I feel the exact same as you just past 7 weeks and have my first scan on 9th, still worrying even though I haven’t had anything obvious to worry about 🤣 xx

😭😭 guess that’s what life’s gonna be like from now on

I had a lot of anxiety at the start. I found just focusing on the day I was on really helped me. With each day that passed my anxiety got less. Around 14 weeks my anxiety just stopped affecting me. I am now 30 +2.

I’m sure your scan will go great! I heard if there’s no extreme 🩸 then everything’s fine but everyday until the next scan is a mission to get through 😭

I had so much anxiety about this exact same situation, I am now 37 weeks and 2 days, and I still have worries about my baby. My thoughts are out to you and I bet you that your baby is going to be just fine, and I know it doesn't mean much, but in the end it's all going to be worth it because at the end of it all, you're going to be in the hospital with your baby in your arms. And that's when you'll know that everything was worth it

omg congrats!! hoping my pregnancy progresses the same. time is just moving slower I feel lol. I hope you have a safe labour and delivery!!

It’s very anxiety inducing!!!
Try to keep calm and take each day as it comes. Though there is always a small risk for miscarriage, the risk is much smaller after 12 weeks (down to 1-2%).
It’s helped me to focus on getting a little walk each day- even if it’s just walking around target for a while. Getting the blood moving to your uterus is really good for baby!

this was so sweet thank you 😭 im so happy for you I can’t imagine what it’s like being 37 weeks haha that’s great! I think I just need to wake up and read some positive affirmations lol. im just so anxious and excited to meet my baby! Hoping your last few weeks go by quick! ❤️

@Tasin it really does suck. I had a miscarriage once at 15 weeks and I had a scan a week before and baby was healthy than....even with me being 25 weeks now, I'm still scared but I did have 1 healthy daughter after that miscarriage and so far everything is going good for this baby

that’s a really good idea! i just try my best to get through the day and am soo grateful when I wake up the next morning with full-on nausea lmao. will continue walking so my baby doesn’t get anemia like me 😭😭

Don’t stress! Congrats on your healthy scan ☺️ I’ve been a little nervous too - unplanned pregnancy, I’m nearly 40 and I’m also overweight. My ultrasound tech said the majority of women coming in nowadays for pregnancy are older and certainly not at their peak physical fitness!
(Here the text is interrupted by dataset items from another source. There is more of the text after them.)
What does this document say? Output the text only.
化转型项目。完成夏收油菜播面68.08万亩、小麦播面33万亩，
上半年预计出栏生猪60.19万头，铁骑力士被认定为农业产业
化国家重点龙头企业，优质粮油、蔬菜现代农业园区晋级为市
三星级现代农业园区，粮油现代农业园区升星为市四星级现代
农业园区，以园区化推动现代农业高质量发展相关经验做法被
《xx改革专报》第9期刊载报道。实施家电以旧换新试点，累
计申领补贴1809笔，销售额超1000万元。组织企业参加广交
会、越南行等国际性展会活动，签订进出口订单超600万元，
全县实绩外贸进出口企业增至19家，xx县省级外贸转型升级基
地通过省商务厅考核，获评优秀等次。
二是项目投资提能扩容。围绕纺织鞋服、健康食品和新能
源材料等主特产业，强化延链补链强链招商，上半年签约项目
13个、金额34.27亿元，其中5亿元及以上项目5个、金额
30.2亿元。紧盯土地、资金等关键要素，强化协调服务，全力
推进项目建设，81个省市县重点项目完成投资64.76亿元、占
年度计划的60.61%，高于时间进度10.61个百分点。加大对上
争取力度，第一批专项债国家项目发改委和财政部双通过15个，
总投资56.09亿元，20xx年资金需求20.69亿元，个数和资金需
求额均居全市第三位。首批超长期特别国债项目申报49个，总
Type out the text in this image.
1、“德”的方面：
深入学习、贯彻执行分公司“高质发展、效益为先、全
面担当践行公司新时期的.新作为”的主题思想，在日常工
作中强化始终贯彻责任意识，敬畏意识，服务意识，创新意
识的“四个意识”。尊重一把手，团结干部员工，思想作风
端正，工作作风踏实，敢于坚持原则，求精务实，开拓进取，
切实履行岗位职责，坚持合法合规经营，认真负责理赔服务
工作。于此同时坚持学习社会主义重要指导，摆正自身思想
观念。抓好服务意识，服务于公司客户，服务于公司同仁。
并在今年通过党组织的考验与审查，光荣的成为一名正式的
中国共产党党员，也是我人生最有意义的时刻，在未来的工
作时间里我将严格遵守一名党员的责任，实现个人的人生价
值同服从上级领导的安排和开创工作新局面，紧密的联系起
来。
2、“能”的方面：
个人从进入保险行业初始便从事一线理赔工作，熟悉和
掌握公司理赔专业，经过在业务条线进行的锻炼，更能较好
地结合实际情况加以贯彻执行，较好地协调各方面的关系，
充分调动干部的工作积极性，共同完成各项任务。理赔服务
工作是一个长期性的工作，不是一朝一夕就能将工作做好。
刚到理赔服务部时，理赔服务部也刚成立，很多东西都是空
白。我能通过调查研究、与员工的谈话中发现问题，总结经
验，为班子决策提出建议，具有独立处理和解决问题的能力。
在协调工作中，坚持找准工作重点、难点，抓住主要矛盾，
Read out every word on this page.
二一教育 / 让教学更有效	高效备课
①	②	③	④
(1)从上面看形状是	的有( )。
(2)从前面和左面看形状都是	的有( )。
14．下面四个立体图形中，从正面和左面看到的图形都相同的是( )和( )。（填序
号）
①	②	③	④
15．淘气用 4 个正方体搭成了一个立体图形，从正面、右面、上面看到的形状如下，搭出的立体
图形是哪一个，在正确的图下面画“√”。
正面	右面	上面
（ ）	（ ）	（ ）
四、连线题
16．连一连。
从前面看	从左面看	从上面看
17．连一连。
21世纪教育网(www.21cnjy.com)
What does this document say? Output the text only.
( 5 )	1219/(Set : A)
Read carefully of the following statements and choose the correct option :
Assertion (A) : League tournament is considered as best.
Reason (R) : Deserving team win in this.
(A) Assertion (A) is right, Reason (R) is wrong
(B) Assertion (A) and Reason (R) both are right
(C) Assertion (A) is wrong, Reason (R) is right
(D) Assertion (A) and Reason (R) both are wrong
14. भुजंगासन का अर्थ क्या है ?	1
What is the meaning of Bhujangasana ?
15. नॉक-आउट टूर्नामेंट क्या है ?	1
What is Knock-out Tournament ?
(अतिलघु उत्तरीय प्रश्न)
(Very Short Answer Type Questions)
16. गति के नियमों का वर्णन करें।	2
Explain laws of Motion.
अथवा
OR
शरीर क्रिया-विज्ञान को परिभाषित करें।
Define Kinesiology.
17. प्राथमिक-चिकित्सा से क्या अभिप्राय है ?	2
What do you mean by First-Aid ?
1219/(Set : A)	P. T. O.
The main thing is to RELAX, take your vitamins, try to eat some balanced meals (graze if that nausea is rough), and if you can, try to walk 30 minutes a day to get a little exercise and vitamin D even though the fatigue is probably hitting! Listen to your body. It will tell you what baby needs🤰But this first ultrasound is a great start to your journey! Congrats again, and don’t put too much pressure on yourself.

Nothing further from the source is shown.